When Mwangi joined Equity in 1993, it was a struggling building society and had already been declared technically insolvent. It was making losses in excess of Sh5 million every year and was facing a cumulative loss of Sh33 million.
The staff had not been paid salaries and morale was low. Mwangi joined as the strategy and finance director. Back then, Equity had 27 employees, 27,000 customers, five branches and stood at number 66 out of 66 in financial sector rankings. The big banks were closing branches that were deemed non-performing, mostly in rural areas.
This inevitably meant they had to retrench workers, too. Mwangi saw the gap, but Equity Building Society was too broke to fill in where the big banks had exited. Unable to expand immediately, he sought to do the bit that did not require capital — change the internal culture at Equity. He decided to focus on customer care. Customers, many of them peasant farmers, were given red-carpet treatment.
Tales began to spread about how farmers would come straight from their farms with muddied gumboots and be welcomed straight into banking halls. Mwangi’s past tactics have left other banks playing catch up, but the new plan, premised on an idea called Equity 3.0 Strategy, may see the lender’s rivals fall even further back.
Besides creating a huge pool of ‘A’ students from where Equity can pick its future workers, the strategy also seeks to place the bank on the path of continental expansion for its banking, technology and related businesses. The group also aspires to increase its customer base from the current 10 million to 100 million in the next 10 years.
Equity already took the crown for largest bank by profits this year, posting Sh17.15 billion in profit for the year ended December 2014. The result was 27.8 per cent higher than the Sh13.42 billion it made a year earlier. The second-best performing bank, KCB, returned Sh16.8 billion in net profit over the same period.
Share this story: KCB has also benefitted from Mwangi’s tutelage. Some of its top talents, including Chief Business Officer/KCB Kenya MD Samuel Makome, and former Chief Financial Officer Collins Otiwu worked under Mwangi at Equity.
KCB and Equity are among Kenya’s fastest-growing banks, blazing the trail in regional expansion, which they are betting on to reduce their reliance on the Kenyan market. Co-operative Bank, another indigenous bank, recently joined the East African expansion spree with a branch in South Sudan. According to Mwangi, the recently restructured EGHL will prioritise its entry to geographically proximate, high impact, under-banked markets with environments in which Equity’s operating model can be successfully deployed.
Such countries, he said, include Ethiopia, the Democratic Republic of Congo, Ghana and Nigeria. Other countries in the group’s radar include Malawi, Burundi, Mozambique, Zambia and Zimbabwe. “The planned growth across Africa by 2024 is an integral component of the Equity 3.0 Strategy.

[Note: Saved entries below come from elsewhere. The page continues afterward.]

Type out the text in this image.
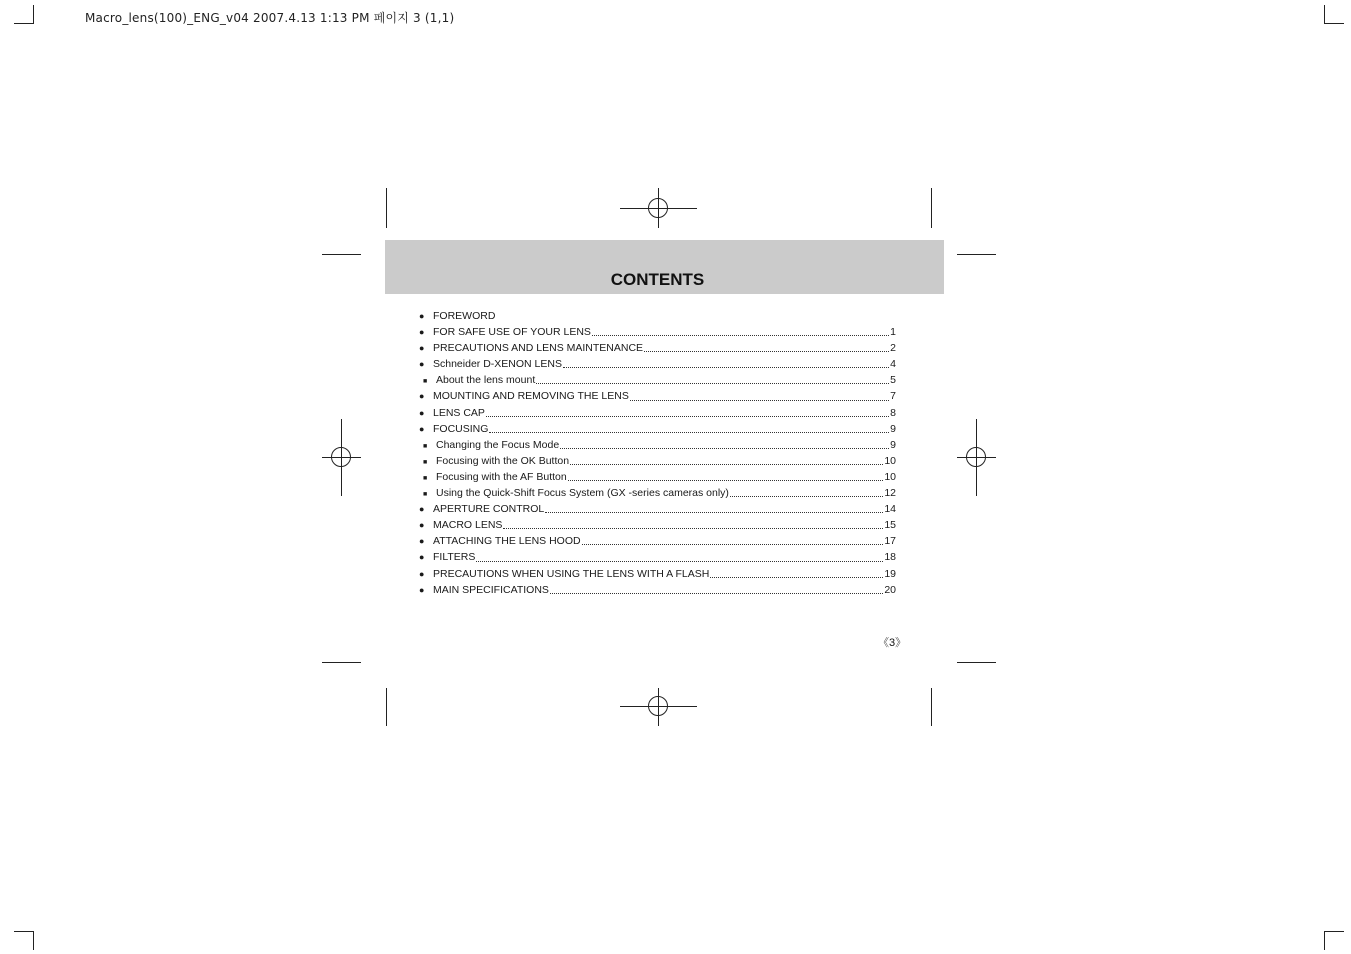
Macro_lens(100)_ENG_v04 2007.4.13 1:13 PM 페이지 3 (1,1)
CONTENTS
● FOREWORD
● FOR SAFE USE OF YOUR LENS	1
● PRECAUTIONS AND LENS MAINTENANCE	2
● Schneider D-XENON LENS	4
■ About the lens mount	5
● MOUNTING AND REMOVING THE LENS	7
● LENS CAP	8
● FOCUSING	9
■ Changing the Focus Mode	9
■ Focusing with the OK Button	10
■ Focusing with the AF Button	10
■ Using the Quick-Shift Focus System (GX -series cameras only)	12
● APERTURE CONTROL	14
● MACRO LENS	15
● ATTACHING THE LENS HOOD	17
● FILTERS	18
● PRECAUTIONS WHEN USING THE LENS WITH A FLASH	19
● MAIN SPECIFICATIONS	20
《3》
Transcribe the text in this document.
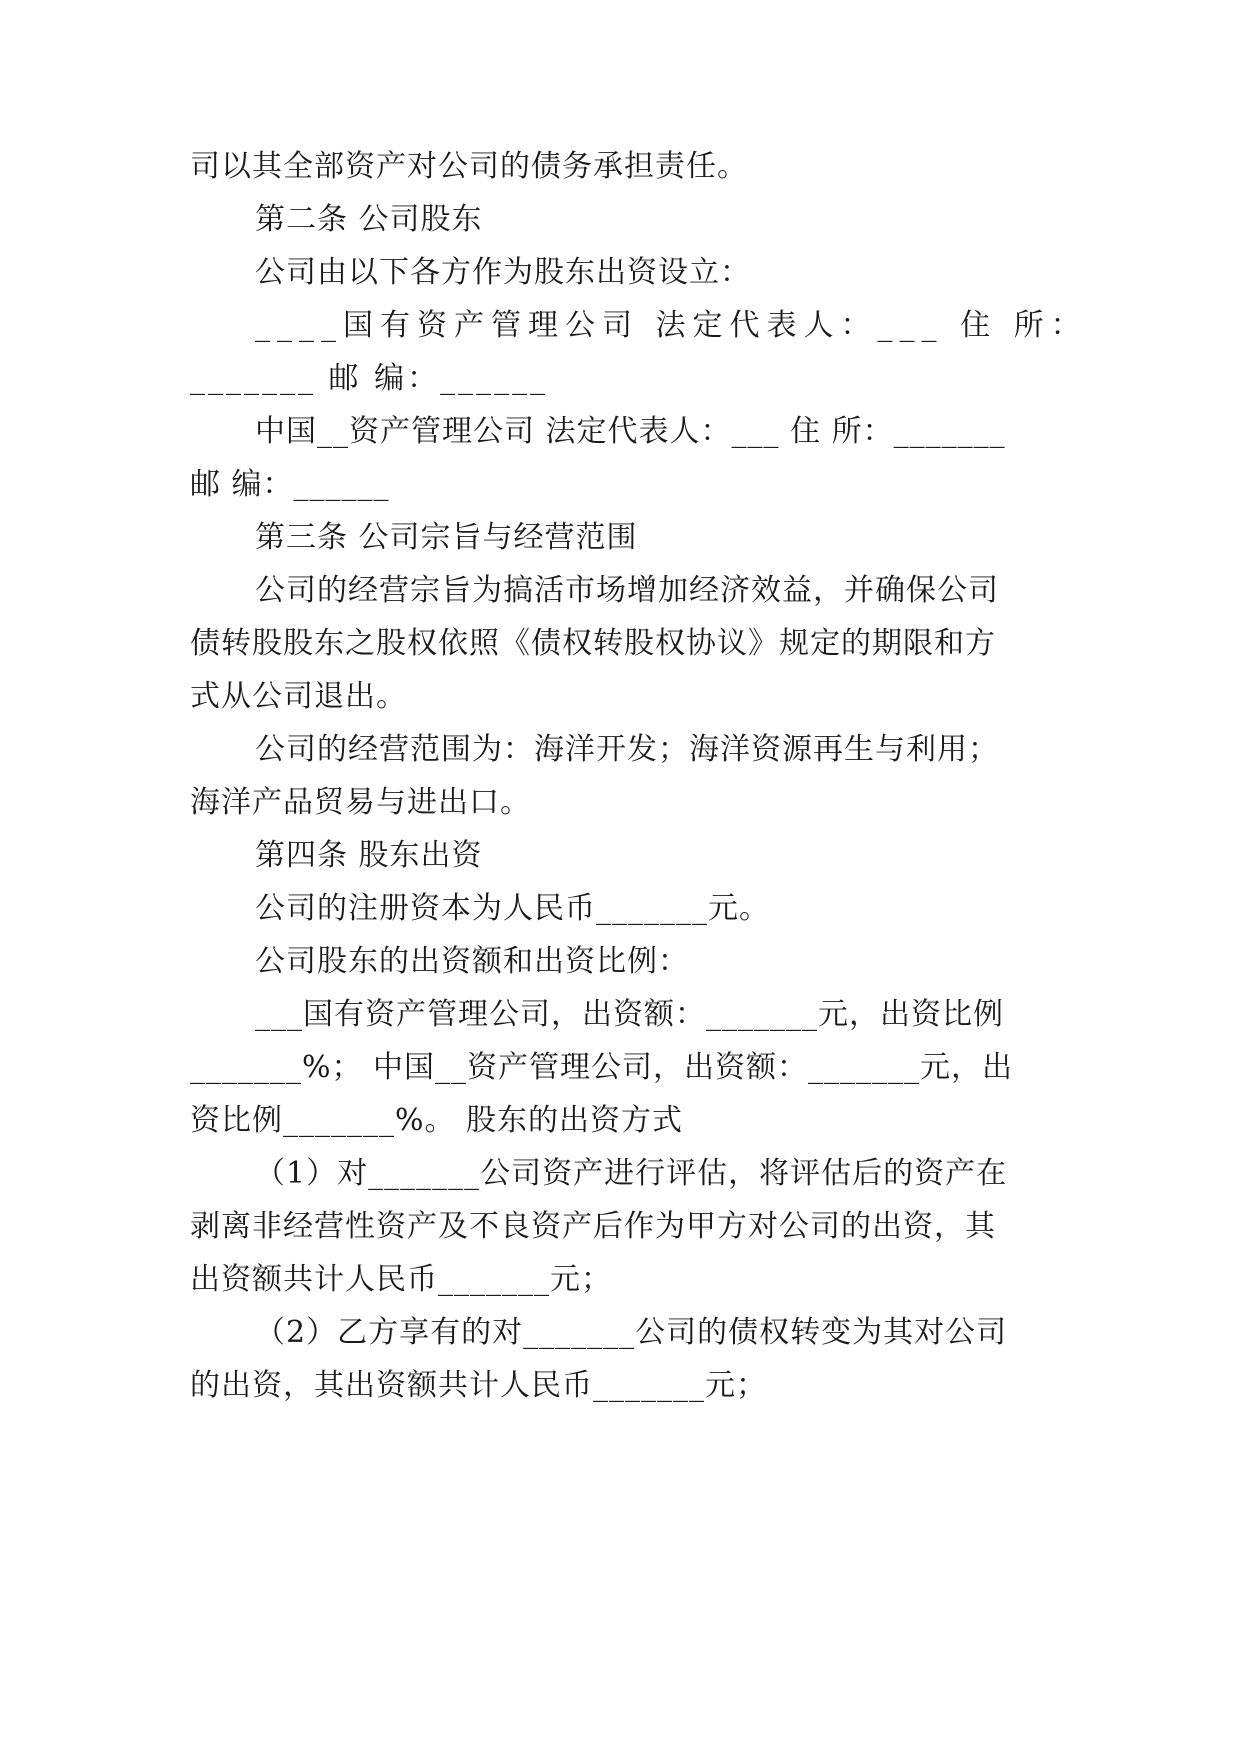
司以其全部资产对公司的债务承担责任。
第二条 公司股东
公司由以下各方作为股东出资设立：
____国有资产管理公司 法定代表人：___ 住 所：
_______ 邮 编：______
中国__资产管理公司 法定代表人：___ 住 所：_______
邮 编：______
第三条 公司宗旨与经营范围
公司的经营宗旨为搞活市场增加经济效益，并确保公司
债转股股东之股权依照《债权转股权协议》规定的期限和方
式从公司退出。
公司的经营范围为：海洋开发；海洋资源再生与利用；
海洋产品贸易与进出口。
第四条 股东出资
公司的注册资本为人民币_______元。
公司股东的出资额和出资比例：
___国有资产管理公司，出资额：_______元，出资比例
_______%； 中国__资产管理公司，出资额：_______元，出
资比例_______%。 股东的出资方式
（1）对_______公司资产进行评估，将评估后的资产在
剥离非经营性资产及不良资产后作为甲方对公司的出资，其
出资额共计人民币_______元；
（2）乙方享有的对_______公司的债权转变为其对公司
的出资，其出资额共计人民币_______元；
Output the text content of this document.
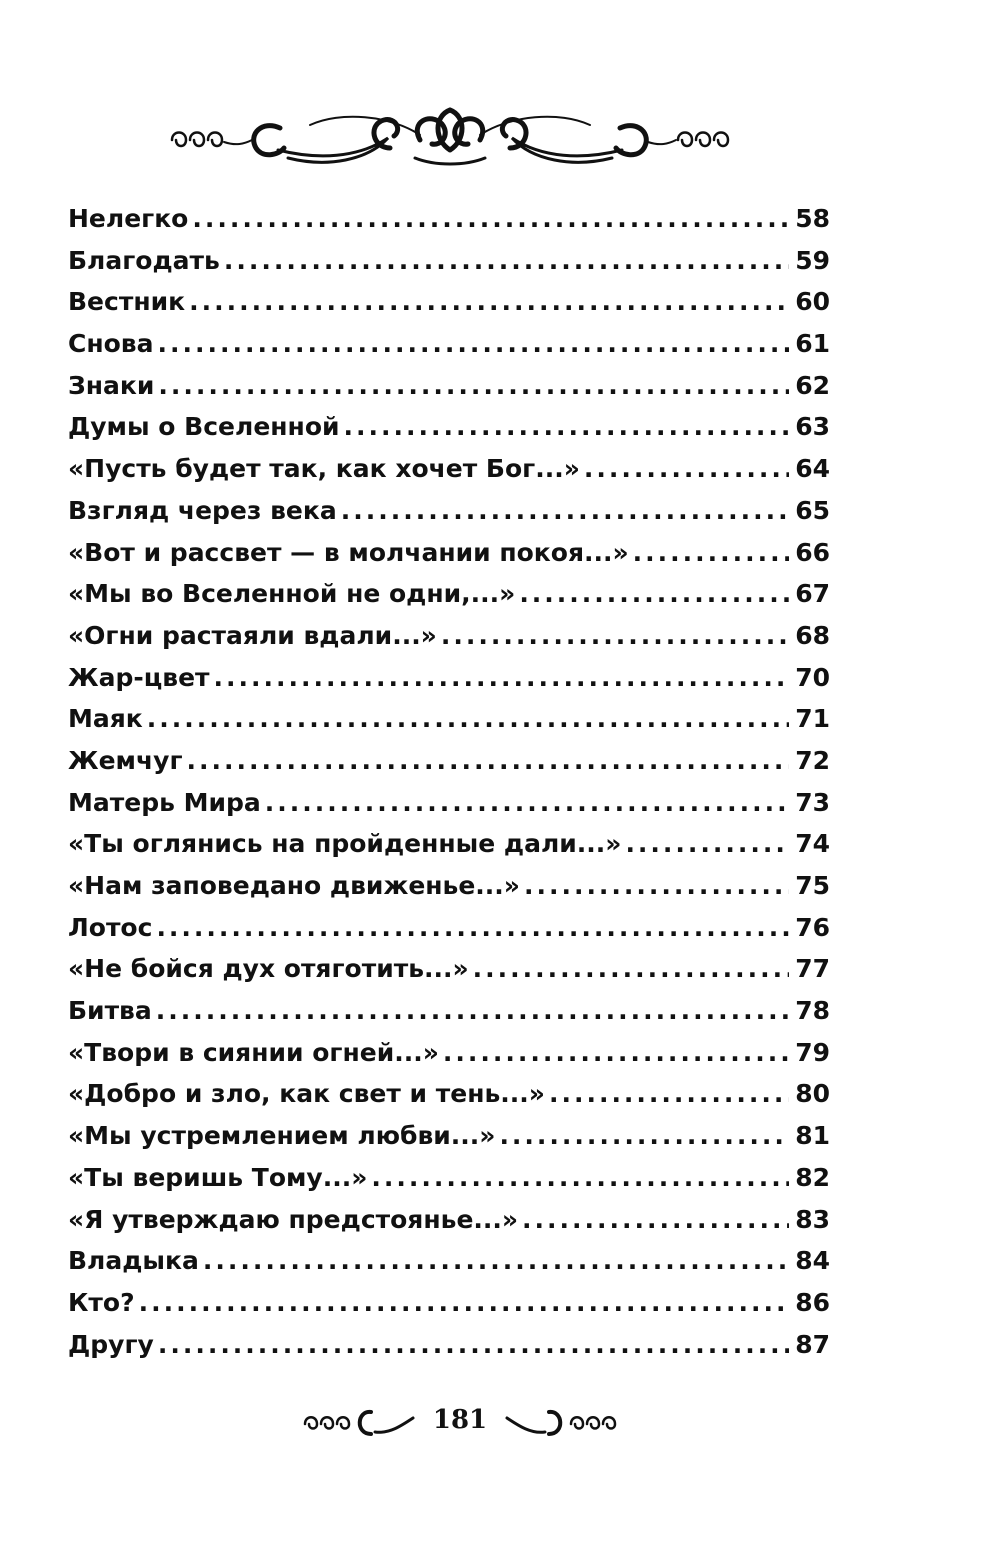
Нелегко .....	58
Благодать .....	59
Вестник .....	60
Снова .....	61
Знаки .....	62
Думы о Вселенной .....	63
«Пусть будет так, как хочет Бог...» .....	64
Взгляд через века .....	65
«Вот и рассвет — в молчании покоя...» .....	66
«Мы во Вселенной не одни,...» .....	67
«Огни растаяли вдали...» .....	68
Жар-цвет .....	70
Маяк .....	71
Жемчуг .....	72
Матерь Мира .....	73
«Ты оглянись на пройденные дали...» .....	74
«Нам заповедано движенье...» .....	75
Лотос .....	76
«Не бойся дух отяготить...» .....	77
Битва .....	78
«Твори в сиянии огней...» .....	79
«Добро и зло, как свет и тень...» .....	80
«Мы устремлением любви...» .....	81
«Ты веришь Тому...» .....	82
«Я утверждаю предстоянье...» .....	83
Владыка .....	84
Кто? .....	86
Другу .....	87
181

To achieve this, Equity will select countries for entry based on the size of their banking markets and the applicability of Equity’s model in the respective markets,” said Mwangi. “Building on our distinctive strengths that have led to our success to date, Equity will follow a tailored entry and growth strategy for each country that is anchored on core group capabilities.”
In what he described as a cautious expansion strategy, Mwangi assured the bank’s shareholders during an annual general meeting held about a fortnight ago that the group would build on the proven results of its most successful delivery channels.
These, he said, include “community” branches, and agent, mobile and merchant networks, with the mix being varied to suit respective local market contexts. “My outlook is of an industry that’s going to be quite profitable,” Mwangi said. “We have what it takes to make this work.”